A reforma do Código Penal, ocorrida em 1942, ainda promulgou a chamada “Lei da Vadiagem”, imputando crime a quem fosse abordado vivendo sem renda ou sem assegurar meios suficientes de subsistência. Podemos considerar que o texto da lei tornou ainda mais dramática a existência das populações historicamente oprimidas, pois a partir deste momento, além de não terem acesso às condições mínimas para uma existência digna e sofrerem com o preconceito e com o racismo, essas populações passaram a ser criminalizadas por encontrarem-se marginalizadas na sociedade brasileira. Certamente, o histórico de marginalização dessas populações nos ajuda a compreender alguns dados revelados pelo IBGE em 2018 [1]: em cargos gerenciais, pretos e pardos são apenas 29,9 por cento; nas eleições de 2018 somente 24,4 por cento dos deputados federais eram pretos ou pardos; entre as pessoas abaixo da linha da pobreza, 32,9 por cento são pretas ou pardas. Vale lembrar que pretos e pardos representam 56 por cento da população brasileira. Portanto, a realidade dessas populações não é fruto do acaso, mas sim da histórica ausência de políticas públicas de inclusão e da promulgação de leis que representaram barreiras legais para a ascensão socioeconômica desses oprimidos.
Notamos, portanto, que o Estado brasileiro não apenas negligenciou a inserção de negros e indígenas na sociedade brasileira, mas criou mecanismos para garantir os privilégios da elite branca em detrimento das populações anteriormente subjugadas pela escravidão. Além disso, criminalizou práticas sociais, culturais, artísticas e religiosas desses grupos, fomentando o preconceito, a discriminação e o racismo em diferentes momentos de nossa história política, tanto na monarquia, quanto no período republicano. Processos históricos que poderiam significar mudanças no status quo e aumento de oportunidades para a inserção social, como a independência, a abolição da escravidão ou a proclamação da República, foram apropriados pela elite branca como uma maneira de reafirmar sua hegemonia, corroborando para a marginalização de indígenas e afro-brasileiros.
No final do século XIX e no início do século XX ocorreu o início do processo de expansão dos centros econômicos para o interior do país, o que fez com que os indígenas passassem a ser vistos como um obstáculo para o crescimento econômico que o Brasil poderia vir a ter (RUFINO, 2021, p.2); assim, houve a preconização de um discurso de legitimação da violência e do extermínio contra esses povos.

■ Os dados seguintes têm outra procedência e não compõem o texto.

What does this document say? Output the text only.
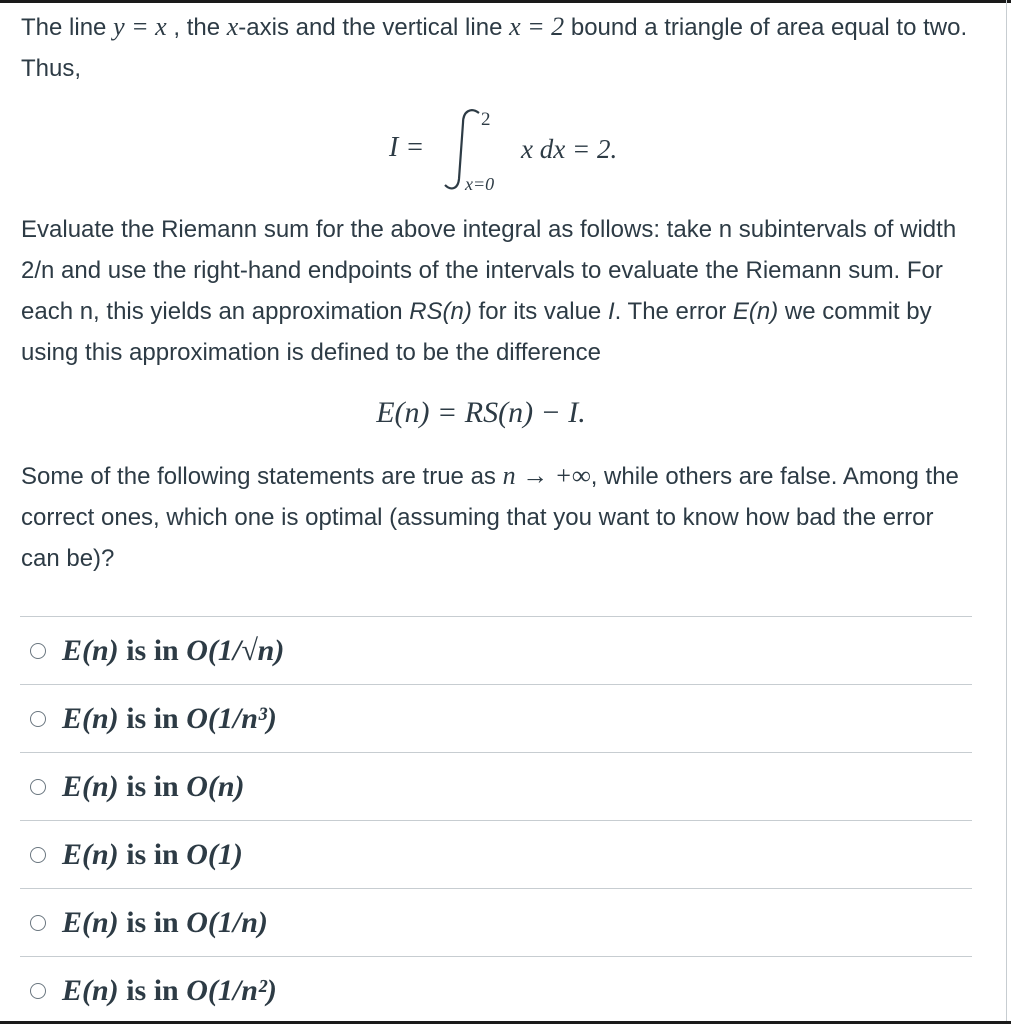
The line y = x , the x-axis and the vertical line x = 2 bound a triangle of area equal to two. Thus,

I =
2
x=0
x dx = 2.

Evaluate the Riemann sum for the above integral as follows: take n subintervals of width 2/n and use the right-hand endpoints of the intervals to evaluate the Riemann sum. For each n, this yields an approximation RS(n) for its value I. The error E(n) we commit by using this approximation is defined to be the difference

E(n) = RS(n) − I.

Some of the following statements are true as n → +∞, while others are false. Among the correct ones, which one is optimal (assuming that you want to know how bad the error can be)?

E(n) is in O(1/√n)
E(n) is in O(1/n³)
E(n) is in O(n)
E(n) is in O(1)
E(n) is in O(1/n)
E(n) is in O(1/n²)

Contudo, esse grande processo de genocídio ocasionou a reação de grupos da sociedade civil, que sensibilizados pela dramática situação dos indígenas no país, passaram a denunciar, tanto na esfera nacional quanto na internacional, a violência para com os nativos praticada pelo Estado brasileiro. Diante da repercussão das críticas oriundas de tais denúncias, o Estado brasileiro criou o Serviço de Proteção aos Índios e Localização dos Trabalhadores Nacionais (SPILTN) em 1910. O fato marcou o início do reconhecimento da necessidade de defesa de um ideal de que os indígenas deveriam ser protegidos pelo Estado, que tinha o dever de transformá-los em trabalhadores nacionais e proteger suas integridades físicas (RUFINO, 2021, p.2).
Em 1918, a SPILTN foi substituída pela sigla Serviço de Proteção aos Índios (SPI), na qual procurou-se a superação do ideal de busca por mão de obra para ser explorada pelo capital, pelo menos na teoria. Apesar disso, os indígenas ainda eram vistos como grupos transitórios que estariam em um processo de evolução social (RUFINO, 2021, p.4-5). Essa política indigenista iniciada pelo governo começou a apresentar uma série de críticas, principalmente de antropólogos que fundaram o Conselho Nacional de Proteção aos Índios em 1939, que cumpriu a função de questionar as políticas realizadas pelo Estado brasileiro em relação aos indígenas. Com isso, a incompetência dos órgãos federais, aliada à falta de compromisso, à corrupção e à utilização de uma alta violência contra os indígenas colaboraram para a perda de credibilidade do SPI.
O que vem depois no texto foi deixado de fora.